I was born and raised in Boston, where my mother was the first female intern in internal medicine at a Harvard teaching hospital. As a child, I huddled under blankets with a flashlight to secretly read novels late into the night. I organized a student-run course on Women's History (the first history course on the subject accredited by Swarthmore College) and graduated with honors in history and philosophy.
I attended medical school at Johns Hopkins. After graduating, I served on the full-time academic faculty in psychiatry at Hopkins and subsequently at Stanford University School of Medicine. More recently, I've had a highly successful private practice in Northern California.

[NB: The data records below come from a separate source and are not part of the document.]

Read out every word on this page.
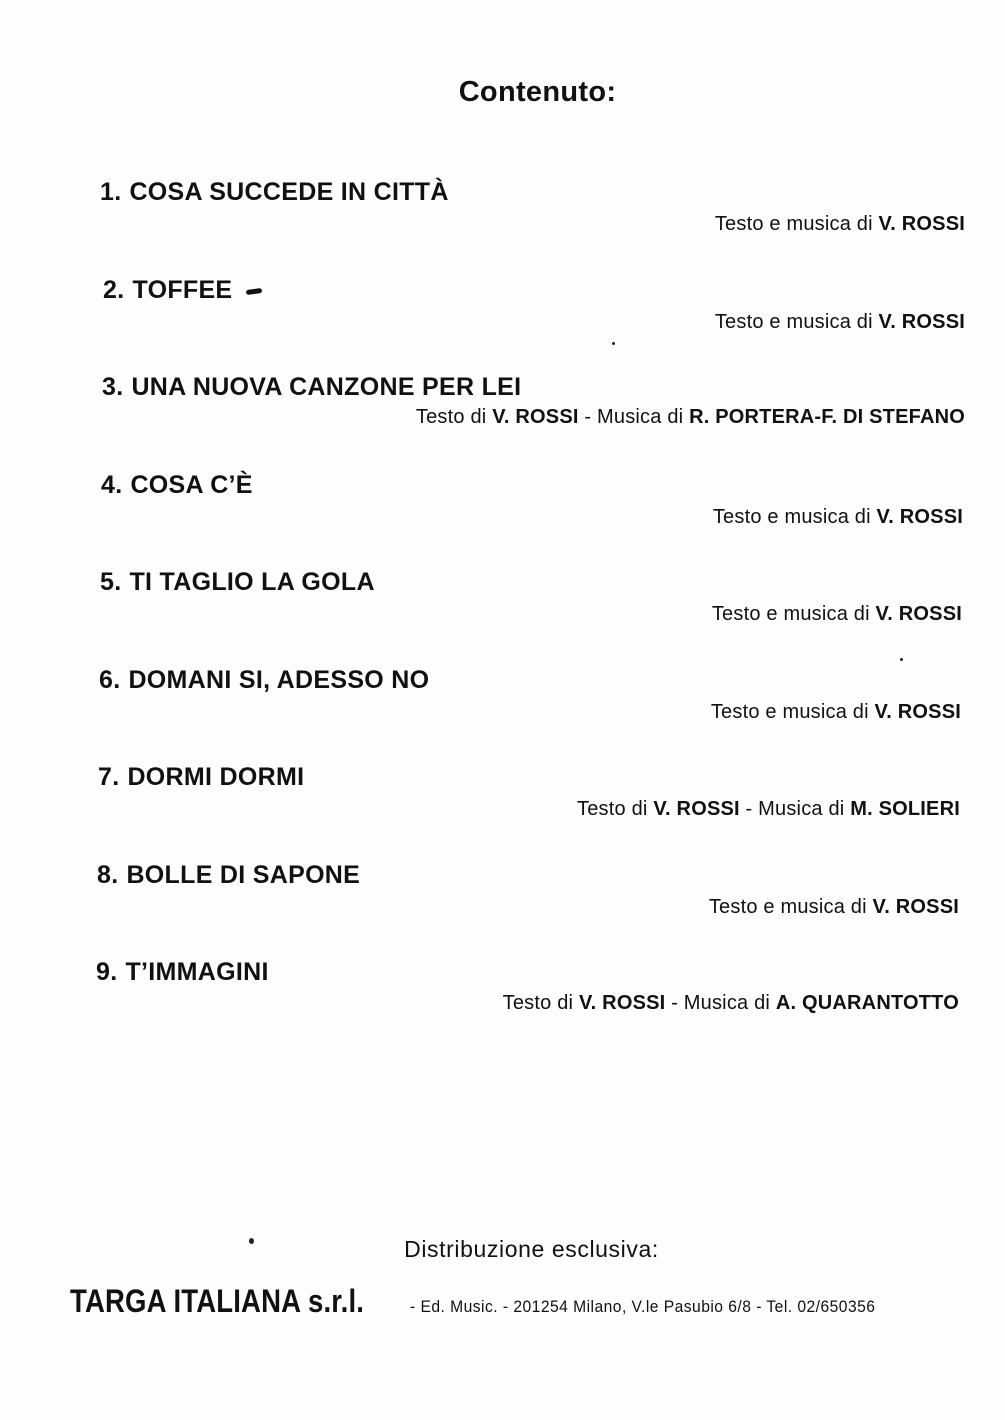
Contenuto:
1. COSA SUCCEDE IN CITTÀ
Testo e musica di V. ROSSI
2. TOFFEE
Testo e musica di V. ROSSI
3. UNA NUOVA CANZONE PER LEI
Testo di V. ROSSI - Musica di R. PORTERA-F. DI STEFANO
4. COSA C’È
Testo e musica di V. ROSSI
5. TI TAGLIO LA GOLA
Testo e musica di V. ROSSI
6. DOMANI SI, ADESSO NO
Testo e musica di V. ROSSI
7. DORMI DORMI
Testo di V. ROSSI - Musica di M. SOLIERI
8. BOLLE DI SAPONE
Testo e musica di V. ROSSI
9. T’IMMAGINI
Testo di V. ROSSI - Musica di A. QUARANTOTTO
Distribuzione esclusiva:
TARGA ITALIANA s.r.l.	- Ed. Music. - 201254 Milano, V.le Pasubio 6/8 - Tel. 02/650356
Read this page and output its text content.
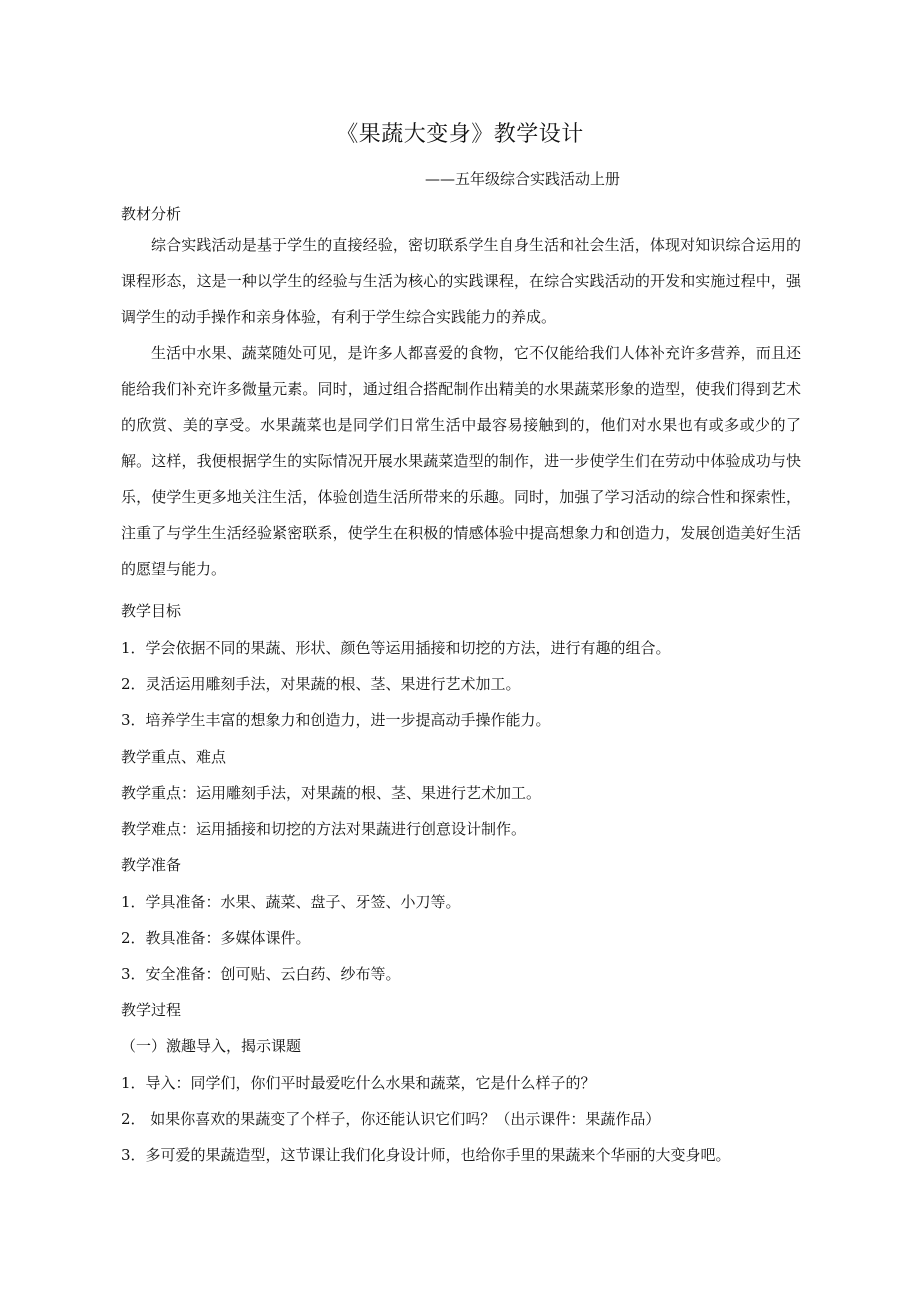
《果蔬大变身》教学设计
——五年级综合实践活动上册
教材分析
综合实践活动是基于学生的直接经验，密切联系学生自身生活和社会生活，体现对知识综合运用的课程形态，这是一种以学生的经验与生活为核心的实践课程，在综合实践活动的开发和实施过程中，强调学生的动手操作和亲身体验，有利于学生综合实践能力的养成。
生活中水果、蔬菜随处可见，是许多人都喜爱的食物，它不仅能给我们人体补充许多营养，而且还能给我们补充许多微量元素。同时，通过组合搭配制作出精美的水果蔬菜形象的造型，使我们得到艺术的欣赏、美的享受。水果蔬菜也是同学们日常生活中最容易接触到的，他们对水果也有或多或少的了解。这样，我便根据学生的实际情况开展水果蔬菜造型的制作，进一步使学生们在劳动中体验成功与快乐，使学生更多地关注生活，体验创造生活所带来的乐趣。同时，加强了学习活动的综合性和探索性，注重了与学生生活经验紧密联系，使学生在积极的情感体验中提高想象力和创造力，发展创造美好生活的愿望与能力。
教学目标
1．学会依据不同的果蔬、形状、颜色等运用插接和切挖的方法，进行有趣的组合。
2．灵活运用雕刻手法，对果蔬的根、茎、果进行艺术加工。
3．培养学生丰富的想象力和创造力，进一步提高动手操作能力。
教学重点、难点
教学重点：运用雕刻手法，对果蔬的根、茎、果进行艺术加工。
教学难点：运用插接和切挖的方法对果蔬进行创意设计制作。
教学准备
1．学具准备：水果、蔬菜、盘子、牙签、小刀等。
2．教具准备：多媒体课件。
3．安全准备：创可贴、云白药、纱布等。
教学过程
（一）激趣导入，揭示课题
1．导入：同学们，你们平时最爱吃什么水果和蔬菜，它是什么样子的？
2． 如果你喜欢的果蔬变了个样子，你还能认识它们吗？（出示课件：果蔬作品）
3．多可爱的果蔬造型，这节课让我们化身设计师，也给你手里的果蔬来个华丽的大变身吧。
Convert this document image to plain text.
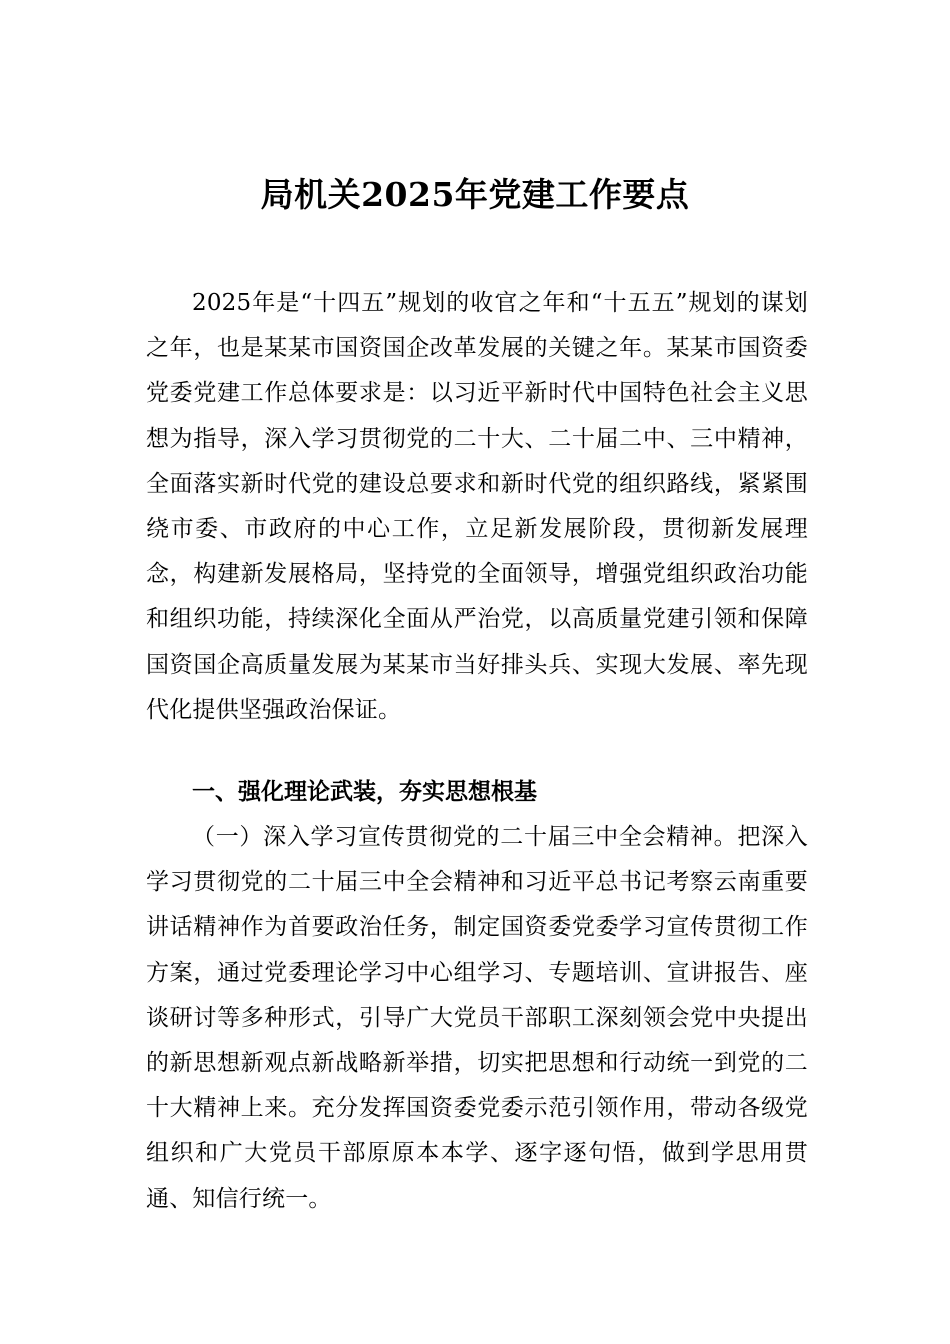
局机关2025年党建工作要点

2025年是“十四五”规划的收官之年和“十五五”规划的谋划之年，也是某某市国资国企改革发展的关键之年。某某市国资委党委党建工作总体要求是：以习近平新时代中国特色社会主义思想为指导，深入学习贯彻党的二十大、二十届二中、三中精神，全面落实新时代党的建设总要求和新时代党的组织路线，紧紧围绕市委、市政府的中心工作，立足新发展阶段，贯彻新发展理念，构建新发展格局，坚持党的全面领导，增强党组织政治功能和组织功能，持续深化全面从严治党，以高质量党建引领和保障国资国企高质量发展为某某市当好排头兵、实现大发展、率先现代化提供坚强政治保证。

一、强化理论武装，夯实思想根基

（一）深入学习宣传贯彻党的二十届三中全会精神。把深入学习贯彻党的二十届三中全会精神和习近平总书记考察云南重要讲话精神作为首要政治任务，制定国资委党委学习宣传贯彻工作方案，通过党委理论学习中心组学习、专题培训、宣讲报告、座谈研讨等多种形式，引导广大党员干部职工深刻领会党中央提出的新思想新观点新战略新举措，切实把思想和行动统一到党的二十大精神上来。充分发挥国资委党委示范引领作用，带动各级党组织和广大党员干部原原本本学、逐字逐句悟，做到学思用贯通、知信行统一。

The kernel of my first novel came to me in a dream, unbidden, and then insisted on emerging while I was raising my children and working as a physician in Silicon Valley. The story draws on my experiences as director of the Huntington's disease clinic at Johns Hopkins in the 1980's, when a genetic test first was developed to predict whether someone at risk to inherit Huntington's would develop the disease. Huntington's is a ghastly and fatal illness with onset in the prime of life. I worked with patients and their families faced with wrenching choices about whether they wanted to know what fate held in store for them in midlife. This affected me deeply.
These experiences, and others from years of medical practice, including my patients' experiences with 23andMe, inform my fiction and infuse it with credibility and compassion.